Breach-parse.py

Multiprocessing

Breach-parse

Reading 40 GB of data with efficiency

This blog post is not for learning how to multiprocess, rather how I used multiprocessing in Python to solve my problem.

About breach-parse

Breach Compilation is 41 GB or 1,981 text files of user email address and password pairs from old database leaks that has recently gained main stream attention. breach-parse is a bash tool designed to search through this data and save matching credential pairs to another file.

The Problem

I want to code a Python version of breach-parse, but how do we search through 41 GB of data in the fastest way possible? The main bottle neck in our problem will be the speed of reading files. Now there are other factors outside of Python we cannot control, such as the storage medium. Ideally the data is stored on an SSD for the fastest read time. My data is stored on a HDD… much slower read times, but lets focus on want we can do in Python.

Concurrency vs Parallelism

There are countless articles on learning the difference between concurrency vs parallelism, so I will keep this short. Concurrency allows you to work a set of tasks in out-of-order or partial order, but not work those tasks at the same time. Parrallelism allows you to work tasks at the same time.
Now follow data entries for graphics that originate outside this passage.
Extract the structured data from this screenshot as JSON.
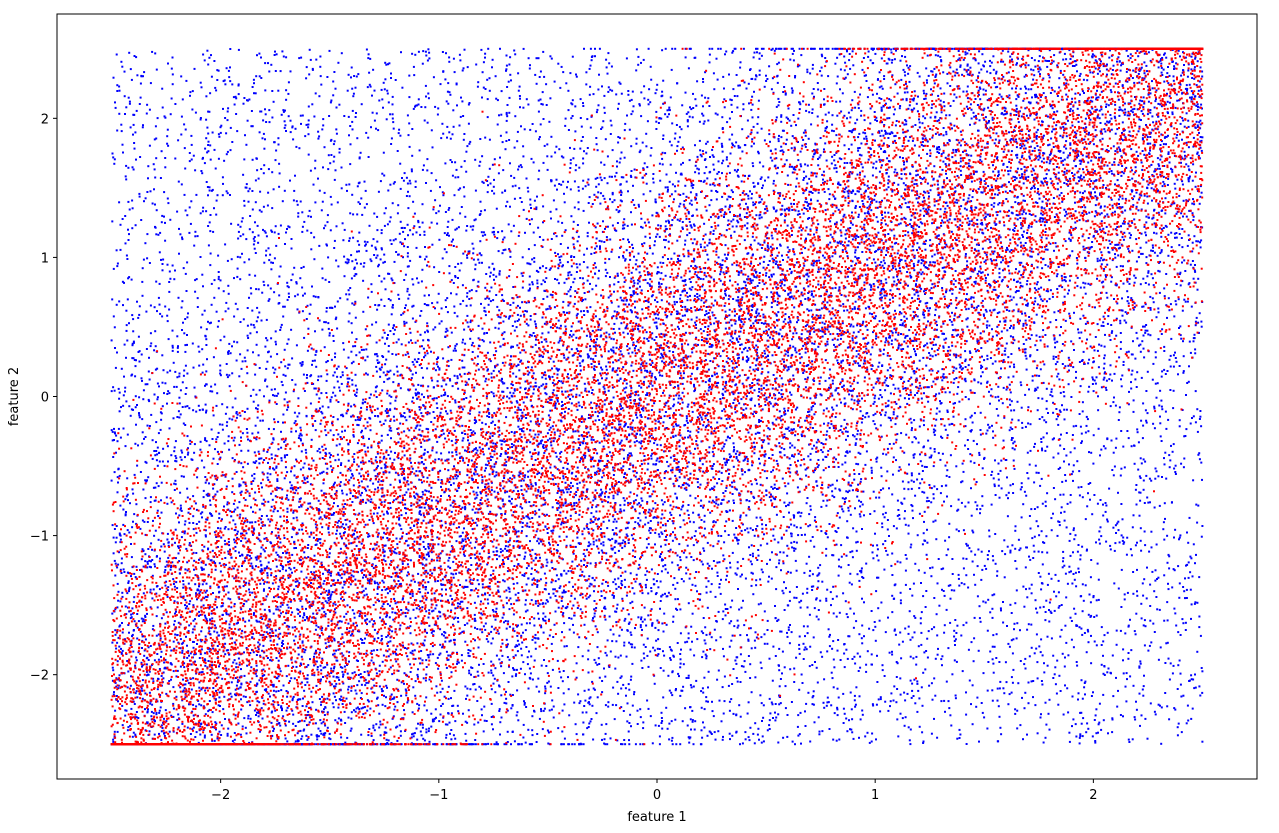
{
  "chart_data": {
    "type": "scatter",
    "title": "",
    "xlabel": "feature 1",
    "ylabel": "feature 2",
    "xlim": [
      -2.75,
      2.75
    ],
    "ylim": [
      -2.75,
      2.75
    ],
    "xticks": [
      -2,
      -1,
      0,
      1,
      2
    ],
    "yticks": [
      -2,
      -1,
      0,
      1,
      2
    ],
    "xtick_labels": [
      "−2",
      "−1",
      "0",
      "1",
      "2"
    ],
    "ytick_labels": [
      "−2",
      "−1",
      "0",
      "1",
      "2"
    ],
    "grid": false,
    "legend": "none",
    "series": [
      {
        "color": "#0000ff",
        "x_range": [
          -2.5,
          2.5
        ],
        "y_range": [
          -2.5,
          2.5
        ],
        "distribution": "uniform over the square, densest along the band y ≈ x"
      },
      {
        "color": "#ff0000",
        "x_range": [
          -2.5,
          2.5
        ],
        "y_range": [
          -2.5,
          2.5
        ],
        "distribution": "concentrated along the band y ≈ x, drawn on top of the blue points"
      }
    ]
  }
}
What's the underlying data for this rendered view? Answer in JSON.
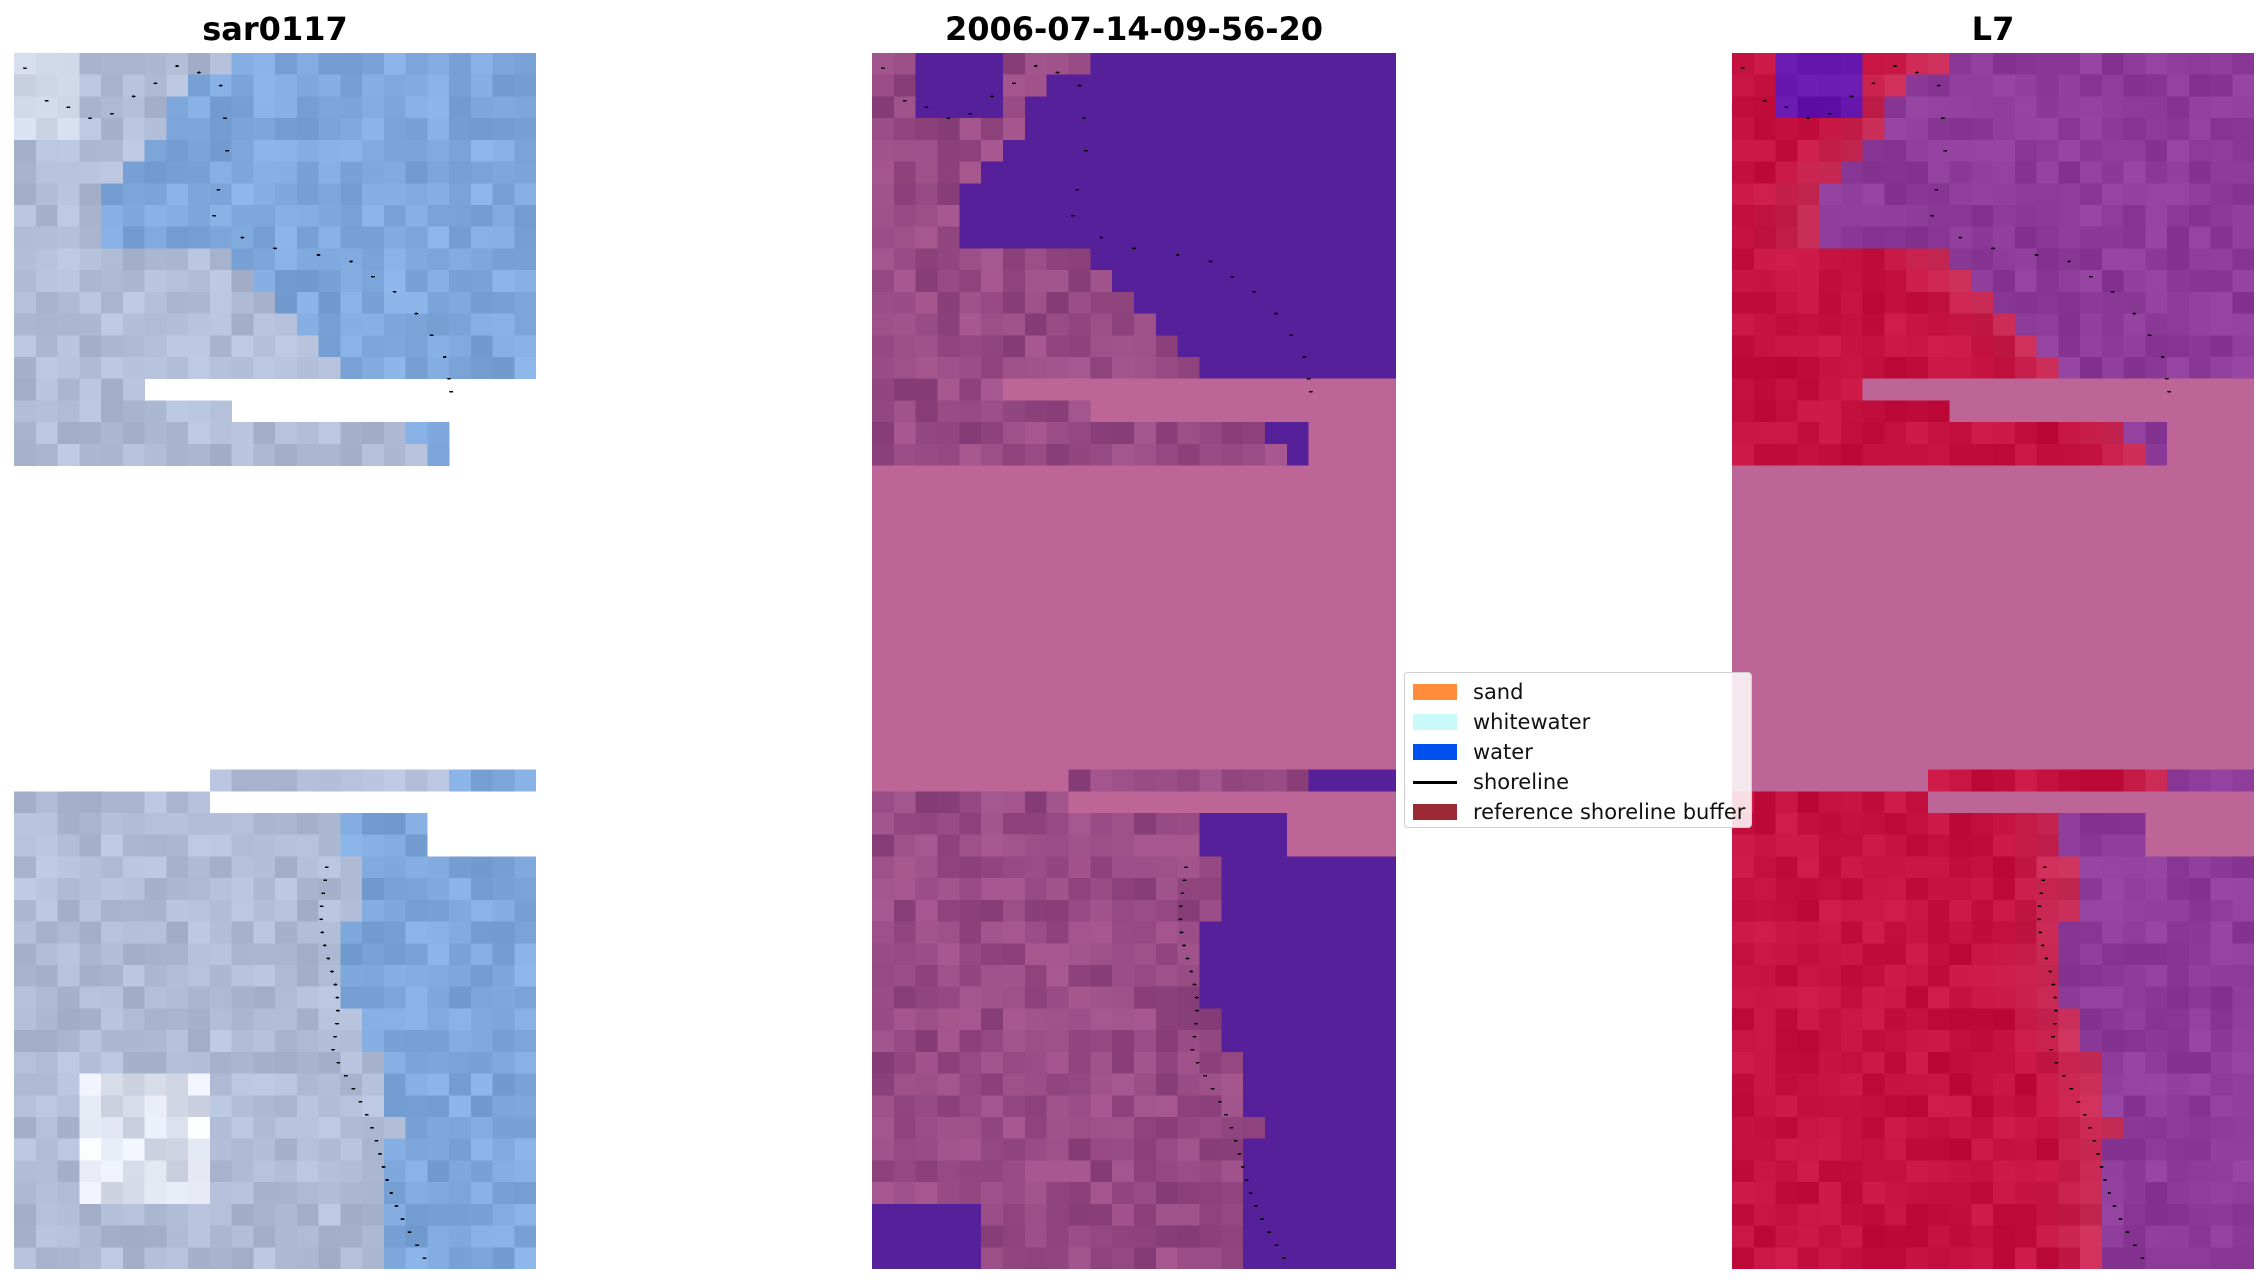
{
  "titles": {
    "left": "sar0117",
    "center": "2006-07-14-09-56-20",
    "right": "L7"
  },
  "legend": {
    "items": [
      {
        "label": "sand",
        "color": "#ff8c3c",
        "type": "patch"
      },
      {
        "label": "whitewater",
        "color": "#c8fafa",
        "type": "patch"
      },
      {
        "label": "water",
        "color": "#0050f0",
        "type": "patch"
      },
      {
        "label": "shoreline",
        "color": "#000000",
        "type": "line"
      },
      {
        "label": "reference shoreline buffer",
        "color": "#9b2a35",
        "type": "patch"
      }
    ]
  },
  "colors": {
    "rgb_water": "#7fa9dd",
    "rgb_land": "#b0bcd6",
    "rgb_bright": "#eef0f8",
    "classified_background": "#bd6596",
    "classified_water": "#552099",
    "classified_land": "#8e447f",
    "ndwi_background": "#bd6596",
    "ndwi_land": "#c4113f",
    "ndwi_water": "#8c3b98",
    "shoreline_dots": "#000000"
  }
}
I will use parallelism to read multiple files at the same time to hopefully decrease search time.

Apply this to Python

Concurrency is achived by working with threads in Python library threading or asyncio.
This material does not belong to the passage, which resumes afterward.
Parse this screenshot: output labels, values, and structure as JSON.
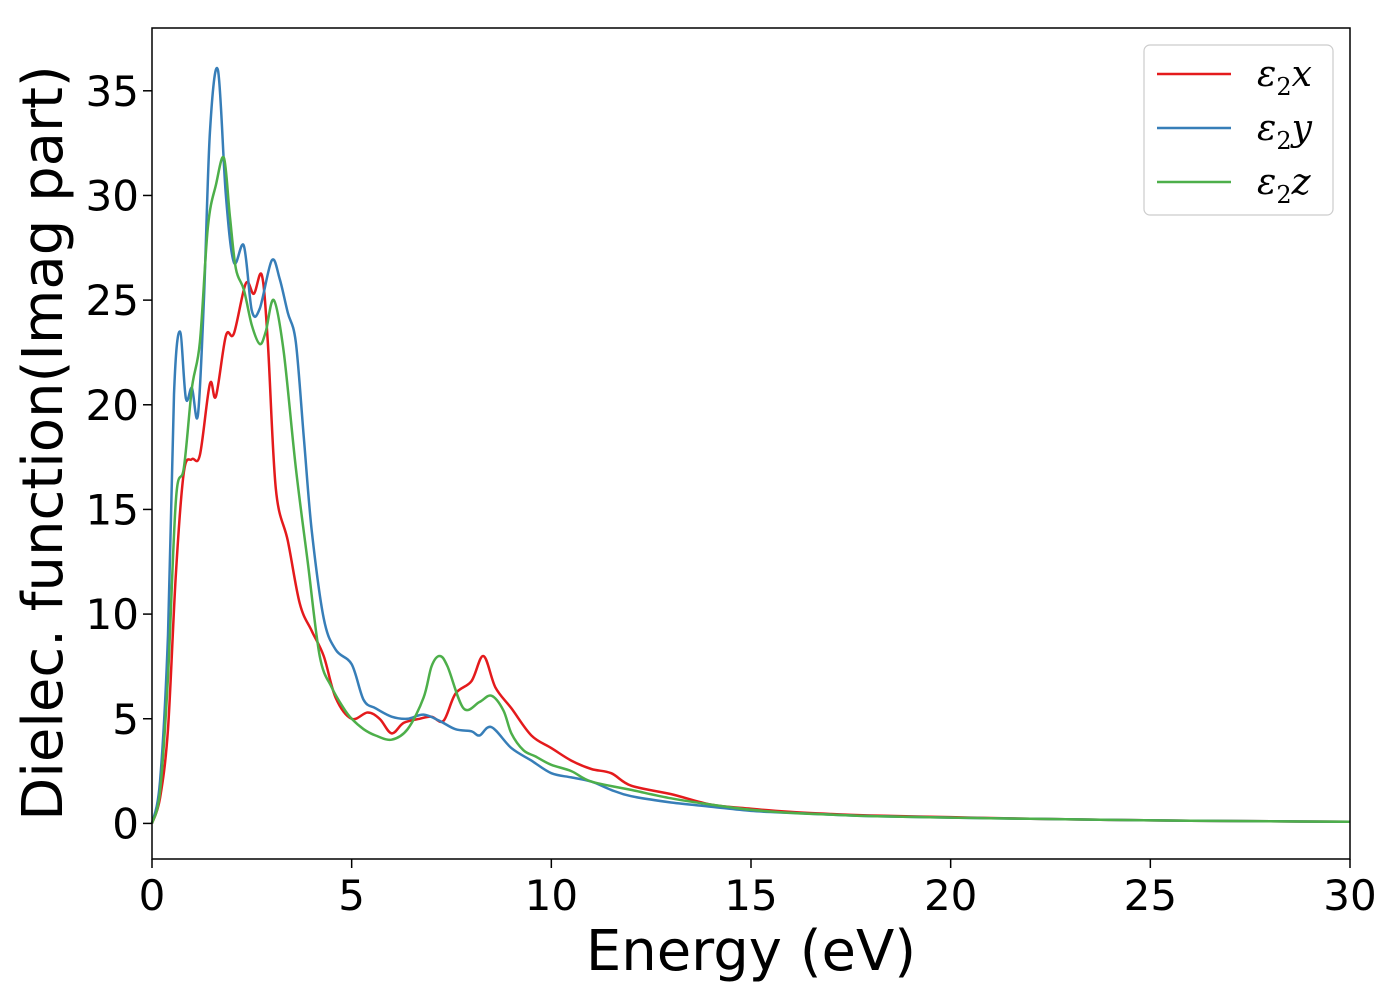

Parallelism is achived by working with not threads, but processes in Python library multiprocessing.

I use multiprocessing to create one process for every core your CPU has.

Multiprocessing

To get started with multiprocessing, you need to design a task to be worked by workers. My CPU has 4 cores, therefore I have 4 workers at my disposal. The task I want them to work is to read a file line by line comparing the line to a given search string. If the line contains the search string, then save that line to a list for later use.

Now I can read 4 files at once, but we can actually do a little bit better with context managers in Python. We can use an ExitStack to open multiple files at the same time:

with ExitStack() as stack:
    files = [stack.enter_context(open(fname)) for fname in filenames]
    # All opened files will automatically be closed at the end of
    # the with statement, even if attempts to open files later
    # in the list raise an exception

Now each worker can open/read 5 files at once! 4 cores X 5 files = 20 files read at once.

Multiprocessing in action

Below is the Python code used to create workers and read files:

from contextlib import ExitStack
from multiprocessing import Pool

def main():
# start multi threaded search
    with Pool() as pool:
        res = pool.starmap(search_file, queue)

def search_file(files, search_term):
    results = []

    with ExitStack() as stack:
        working_files = [stack.enter_context(open(x, "rb")) for x in files]
        for lines in working_files:
            for line in lines:
                if search_term in line:
                    results.append(line)

    return results

In the main function I create a multiprocessing Pool() which handles creating workes based on the number of cores I have. The first parameter is search_file which is actually the name of the function I want the workers to work. The second parameter is queue which is a list with a list of files for the worker to open and the search string.

Below is what queue looks like:

queue = [
	[[file1, file2, file3, file4, file5], search_string]
	[[file1, file2, file3, file4, file5], search_string]
	[[file1, file2, file3, file4, file5], search_string]
	[[file1, file2, file3, file4, file5], search_string]
	...
]

Each worker takes an item out of the queue and opens 5 files, then returns the matching lines and takes another item out of the queue.

breach-parse.py

Now is time for the final results! Remember my data is stored on a HDD. The original Bash version finishes searching with search string @tesla.com in 413 seconds. My Python version finishes in 342 seconds. 71 seconds faster, however depending on your hardware your results will vary.